Da miglior alleata dello sportivo a fattore fondamentale per conversione dei rifiuti in energia. Per chi non la conoscesse, la riboflavina, o vitamina B2, è un importante composto che agisce all’interno della cellula per la produzione di energia, ma, da quanto hanno scoperto i ricercatori del BioTechnology Institute dell’Università del Minnesota, costituisce anche l’elemento chiave per la produzione d’elettricità da parte del batterio Shewanella. Non è la prima indagine a riguardare il microrganismo in questione: già alla fine del 2007 un team di scienziati della University of California aveva rivelato che il batterio Shewanella facilita la formazione di nanotubi arsenico-solfato, veri e propri semiconduttori biologici anziché chimici. Gli esperimenti attuali, riguardanti invece la capacità di produrre energia dalla degradazione di composti organici, hanno dimostrato che il batterio produce spontaneamente riboflavina che, funzionando come trasportatore di elettroni, ne facilita il passaggio dai microrganismi agli elettrodi su cui vengono fatti crescere.
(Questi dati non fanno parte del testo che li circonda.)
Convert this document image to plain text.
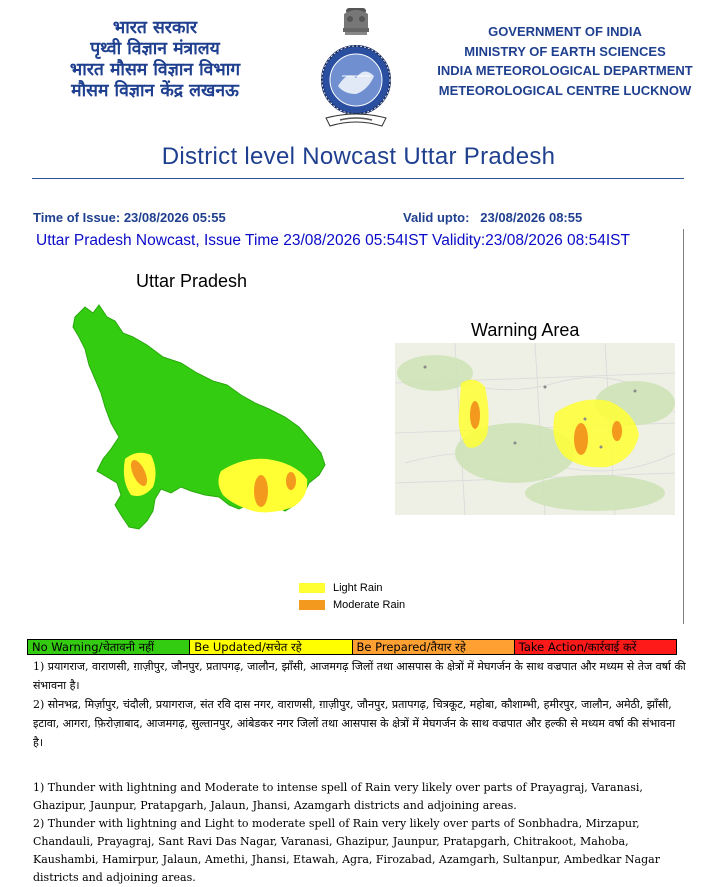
भारत सरकार
पृथ्वी विज्ञान मंत्रालय
भारत मौसम विज्ञान विभाग
मौसम विज्ञान केंद्र लखनऊ
GOVERNMENT OF INDIA
MINISTRY OF EARTH SCIENCES
INDIA METEOROLOGICAL DEPARTMENT
METEOROLOGICAL CENTRE LUCKNOW
District level Nowcast Uttar Pradesh
Time of Issue: 23/08/2026 05:55	Valid upto: 23/08/2026 08:55
Uttar Pradesh Nowcast, Issue Time 23/08/2026 05:54IST Validity:23/08/2026 08:54IST
Uttar Pradesh
Warning Area
Light Rain
Moderate Rain
No Warning/चेतावनी नहीं	Be Updated/सचेत रहे	Be Prepared/तैयार रहे	Take Action/कार्रवाई करें

1) प्रयागराज, वाराणसी, ग़ाज़ीपुर, जौनपुर, प्रतापगढ़, जालौन, झाँसी, आजमगढ़ जिलों तथा आसपास के क्षेत्रों में मेघगर्जन के साथ वज्रपात और मध्यम से तेज वर्षा की संभावना है।

2) सोनभद्र, मिर्ज़ापुर, चंदौली, प्रयागराज, संत रवि दास नगर, वाराणसी, ग़ाज़ीपुर, जौनपुर, प्रतापगढ़, चित्रकूट, महोबा, कौशाम्भी, हमीरपुर, जालौन, अमेठी, झाँसी, इटावा, आगरा, फ़िरोज़ाबाद, आजमगढ़, सुल्तानपुर, आंबेडकर नगर जिलों तथा आसपास के क्षेत्रों में मेघगर्जन के साथ वज्रपात और हल्की से मध्यम वर्षा की संभावना है।

1) Thunder with lightning and Moderate to intense spell of Rain very likely over parts of Prayagraj, Varanasi, Ghazipur, Jaunpur, Pratapgarh, Jalaun, Jhansi, Azamgarh districts and adjoining areas.

2) Thunder with lightning and Light to moderate spell of Rain very likely over parts of Sonbhadra, Mirzapur, Chandauli, Prayagraj, Sant Ravi Das Nagar, Varanasi, Ghazipur, Jaunpur, Pratapgarh, Chitrakoot, Mahoba, Kaushambi, Hamirpur, Jalaun, Amethi, Jhansi, Etawah, Agra, Firozabad, Azamgarh, Sultanpur, Ambedkar Nagar districts and adjoining areas.
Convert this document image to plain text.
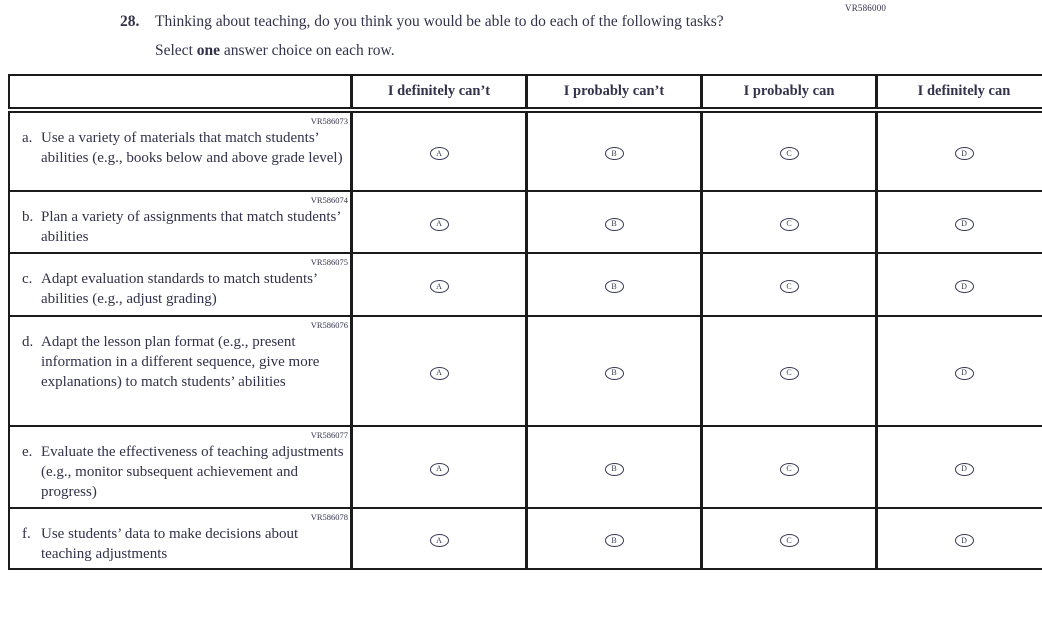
VR586000
28.	Thinking about teaching, do you think you would be able to do each of the following tasks?

Select one answer choice on each row.

	I definitely can’t	I probably can’t	I probably can	I definitely can

VR586073
a. Use a variety of materials that match students’ abilities (e.g., books below and above grade level)	A	B	C	D

VR586074
b. Plan a variety of assignments that match students’ abilities	A	B	C	D

VR586075
c. Adapt evaluation standards to match students’ abilities (e.g., adjust grading)	A	B	C	D

VR586076
d. Adapt the lesson plan format (e.g., present information in a different sequence, give more explanations) to match students’ abilities	A	B	C	D

VR586077
e. Evaluate the effectiveness of teaching adjustments (e.g., monitor subsequent achievement and progress)	A	B	C	D

VR586078
f. Use students’ data to make decisions about teaching adjustments	A	B	C	D
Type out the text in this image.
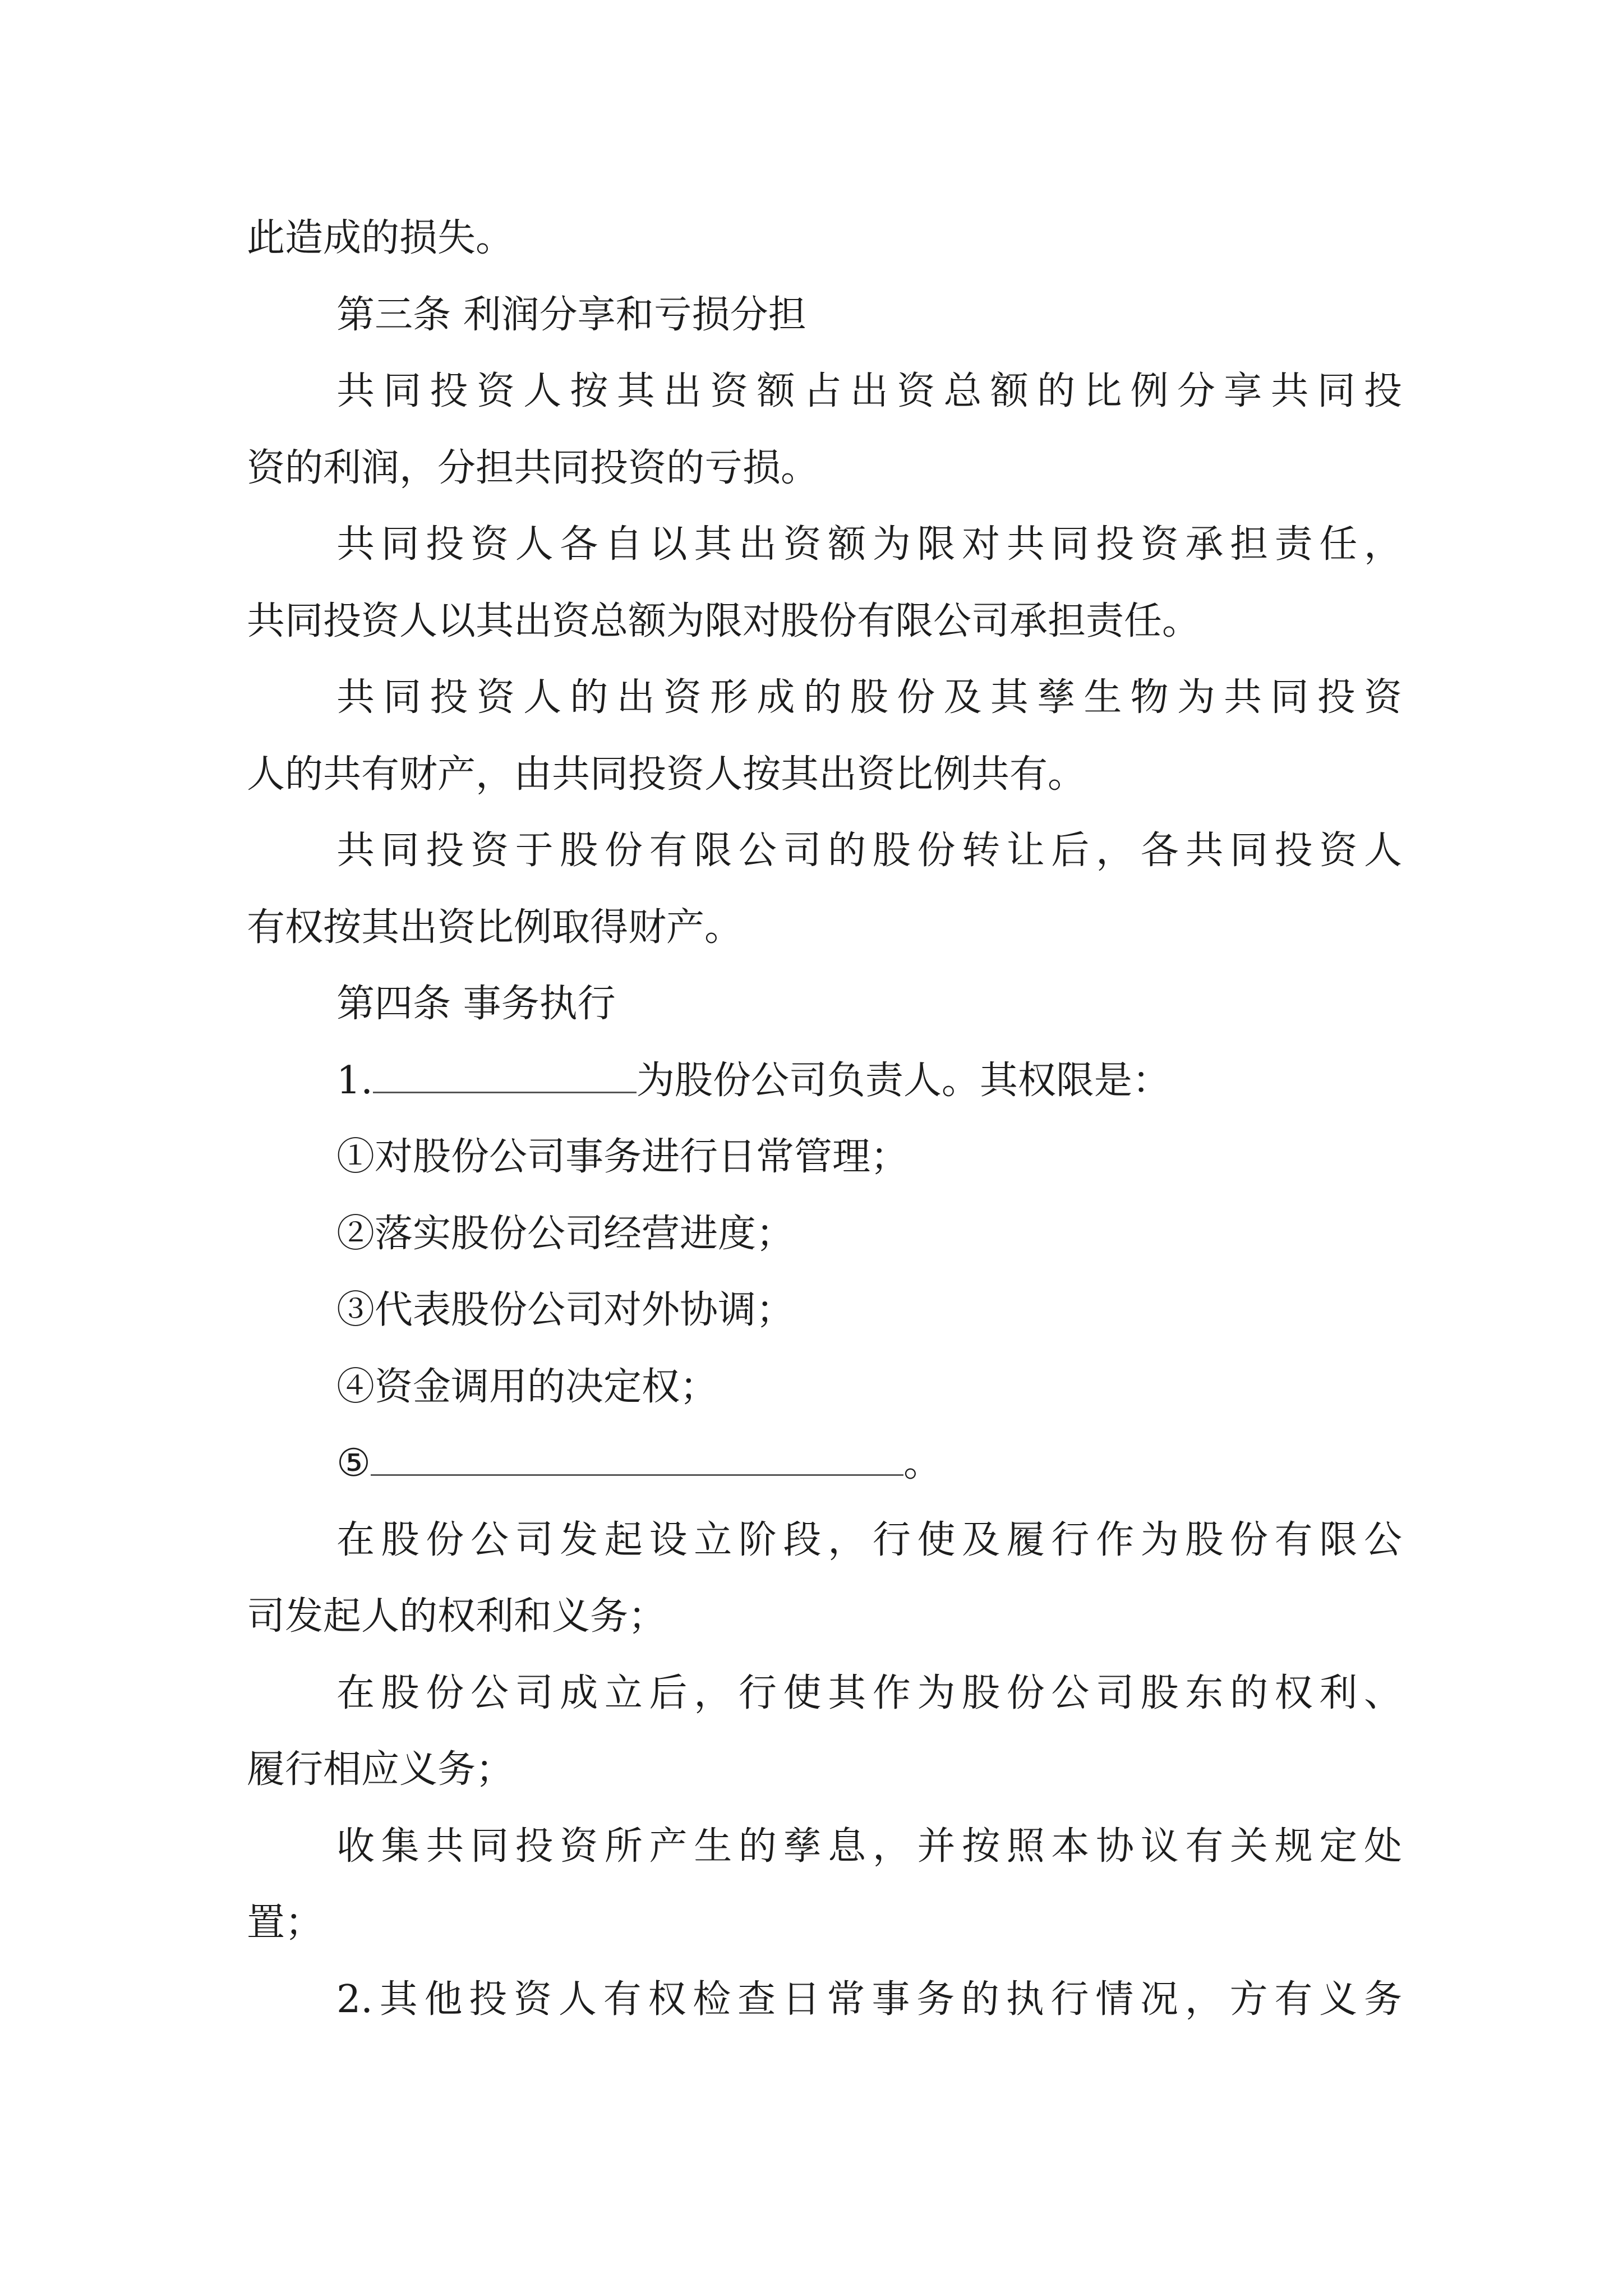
此造成的损失。
第三条 利润分享和亏损分担
共同投资人按其出资额占出资总额的比例分享共同投
资的利润，分担共同投资的亏损。
共同投资人各自以其出资额为限对共同投资承担责任，
共同投资人以其出资总额为限对股份有限公司承担责任。
共同投资人的出资形成的股份及其孳生物为共同投资
人的共有财产，由共同投资人按其出资比例共有。
共同投资于股份有限公司的股份转让后，各共同投资人
有权按其出资比例取得财产。
第四条 事务执行
1.	为股份公司负责人。其权限是：
①对股份公司事务进行日常管理；
②落实股份公司经营进度；
③代表股份公司对外协调；
④资金调用的决定权；
⑤	。
在股份公司发起设立阶段，行使及履行作为股份有限公
司发起人的权利和义务；
在股份公司成立后，行使其作为股份公司股东的权利、
履行相应义务；
收集共同投资所产生的孳息，并按照本协议有关规定处
置；
2.其他投资人有权检查日常事务的执行情况，方有义务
I ricercatori hanno così osservato che, grazie all’accumulo di riboflavina, la produzione di elettricità aumenta del 370%. E’ ancora presto per parlare di applicazioni su larga scala, ma la scoperta può di sicuro aprire nuove strade per ciò che concerne la produzione di piccole quantità di energia o la solubilizzazione e il riciclo dei metalli dispersi nell’ambiente.